Once you've done all that, roll weekly on the table below:
|2||Catastrophe! Roll twice on the restock table and lose that many forces.|
|8-9||Roll once on the restock table. Recruit for losses only; do not gain extra forces.|
|10-11||Roll once on the restock table.|
|12||Roll twice on the restock table.|
|0||Appropriately-sized group of local fauna moves in. (E.g., horde of rats, 1 bear)|
|1||1 easy to find recruit. (E.g., 1 brigand)|
|2||1d6 easy to find recruits.|
|3||2d6 easy to find recruits, or 1 uncommon recruit. (E.g., 2d6 orcs, 1 gnoll)|
|4||1d6 uncommon recruits and 1d6 easy to find recruits.|
|5||Either 2d6 uncommon recruits or 1 rare recruit, and 1d6 easy to find recruit. (E.g., 2d6 ogres or 1 werewolf, plus 1d6 brigands)|
|6||Roll twice more.|
|7||1d6 rare recruits and 1d6 easy to find recruits.|
|8||1d6 rare recruits, 1d6 uncommon recruits, and 1d6 easy to find recruits.|
|9||1d6 rare recruits, 2d6 uncommon recruits, and 1d6 easy to find recruits.|
|10||2d6 rare recruits, 1d6 uncommon recruits, and 2d6 easy to find recruits.|
|11||2d6 rare recruits, 2d6 uncommon recruits, and 3d6 easy to find recruits.|
|12||2d6 rare recruits, 3d6 uncommon recruits, and 3d6 easy to find recruits. Alternatively, 1 unique monster.|
Any new group will have only their own equipment and pocket-change as treasure, along with whatever was already in the room. (Plug for Dungeon Fantasy Adventures 1: it has a random pocket-change loot table in the back.) However, any new group that gets another batch of reinforcements will have appropriate treasure, to represent their successes.
Feel free to assign modifiers, especially to the second table's roll. If a section is particularly strong or well-known, it should get plusses, as everyone wants to join the winners. A weak section should get minuses. There might be situational modifiers as well - for example, the Cult of Our Aquatic Masters might get a hefty bonus after a local flood.
Consequences of Success
What happens when the PCs knock out a section? For 1d6 weeks, nothing. That area remains deserted. After that time is up, roll another d6. On a 6, a new faction takes up residence; make it roughly as strong as the surrounding factions. This can either be a completely new force, or defectors from the other factions making common cause and setting up their own power base. On any other roll, divide the empty area between the nearby factions. This will probably be a roughly equal division, but if one faction is significantly stronger than the others it might claim more. Move one or two groups from their current places in the section to the new area, but otherwise wait on restock rolls to add recruits.

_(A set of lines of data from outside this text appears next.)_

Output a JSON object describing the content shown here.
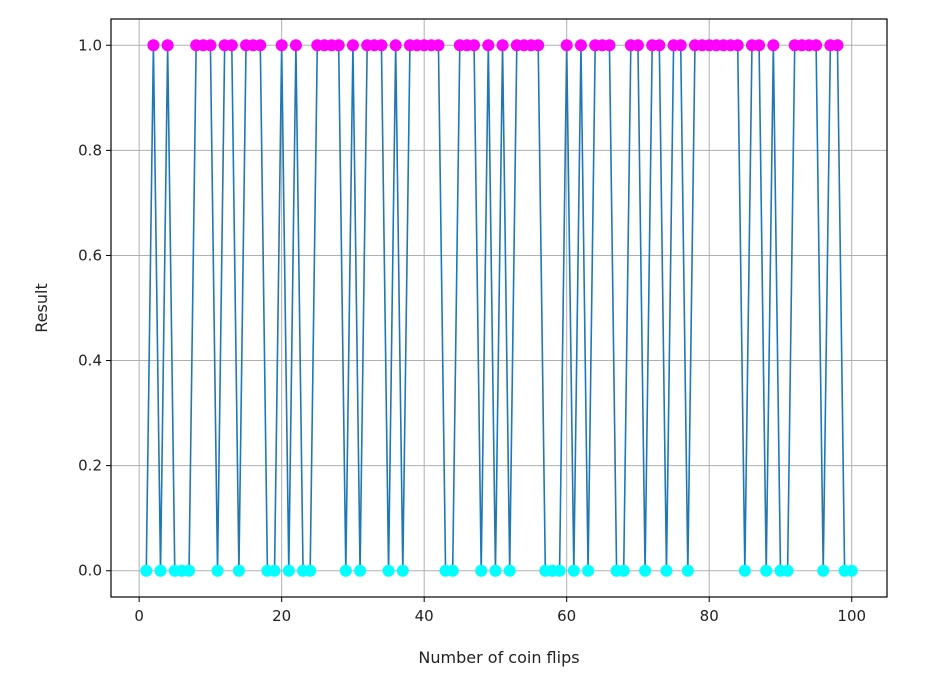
{
  "chart_data": {
    "type": "line",
    "title": "",
    "xlabel": "Number of coin flips",
    "ylabel": "Result",
    "xlim": [
      -3.95,
      104.95
    ],
    "ylim": [
      -0.05,
      1.05
    ],
    "x_ticks": [
      0,
      20,
      40,
      60,
      80,
      100
    ],
    "x_tick_labels": [
      "0",
      "20",
      "40",
      "60",
      "80",
      "100"
    ],
    "y_ticks": [
      0.0,
      0.2,
      0.4,
      0.6,
      0.8,
      1.0
    ],
    "y_tick_labels": [
      "0.0",
      "0.2",
      "0.4",
      "0.6",
      "0.8",
      "1.0"
    ],
    "grid": true,
    "line_color": "#1f77b4",
    "marker_colors": {
      "heads": "#ff00ff",
      "tails": "#00ffff"
    },
    "x": [
      1,
      2,
      3,
      4,
      5,
      6,
      7,
      8,
      9,
      10,
      11,
      12,
      13,
      14,
      15,
      16,
      17,
      18,
      19,
      20,
      21,
      22,
      23,
      24,
      25,
      26,
      27,
      28,
      29,
      30,
      31,
      32,
      33,
      34,
      35,
      36,
      37,
      38,
      39,
      40,
      41,
      42,
      43,
      44,
      45,
      46,
      47,
      48,
      49,
      50,
      51,
      52,
      53,
      54,
      55,
      56,
      57,
      58,
      59,
      60,
      61,
      62,
      63,
      64,
      65,
      66,
      67,
      68,
      69,
      70,
      71,
      72,
      73,
      74,
      75,
      76,
      77,
      78,
      79,
      80,
      81,
      82,
      83,
      84,
      85,
      86,
      87,
      88,
      89,
      90,
      91,
      92,
      93,
      94,
      95,
      96,
      97,
      98,
      99,
      100
    ],
    "y": [
      0,
      1,
      0,
      1,
      0,
      0,
      0,
      1,
      1,
      1,
      0,
      1,
      1,
      0,
      1,
      1,
      1,
      0,
      0,
      1,
      0,
      1,
      0,
      0,
      1,
      1,
      1,
      1,
      0,
      1,
      0,
      1,
      1,
      1,
      0,
      1,
      0,
      1,
      1,
      1,
      1,
      1,
      0,
      0,
      1,
      1,
      1,
      0,
      1,
      0,
      1,
      0,
      1,
      1,
      1,
      1,
      0,
      0,
      0,
      1,
      0,
      1,
      0,
      1,
      1,
      1,
      0,
      0,
      1,
      1,
      0,
      1,
      1,
      0,
      1,
      1,
      0,
      1,
      1,
      1,
      1,
      1,
      1,
      1,
      0,
      1,
      1,
      0,
      1,
      0,
      0,
      1,
      1,
      1,
      1,
      0,
      1,
      1,
      0,
      0
    ]
  }
}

The tables above aren't organized by foe difficulty, but instead by ease of recruitment based on the fuzzy factors of likelihood of joining the cause and the population of the realm around the dungeon. "Easy to find" doesn't mean "mook" and "uncommon" doesn't mean "worthy", though the categories probably roughly track one another. This reflects my bias that the behaviour of the world should track only loosely with the capability of the PCs. If you disagree, the wording is easy enough to switch, I think.
Where did these numbers come from? Nowhere. I thought them up out of the blue. If you're inclined, please playtest this and give me feedback, but use at your own risk. Still, I hope it's helpful, and I did at least familiarize myself with the probabilities involved beforehand.
Also, as an aside, does anyone know how to make tables in Blogger without editing the HTML? I'm fine with doing that, but it'd be nice if I needn't.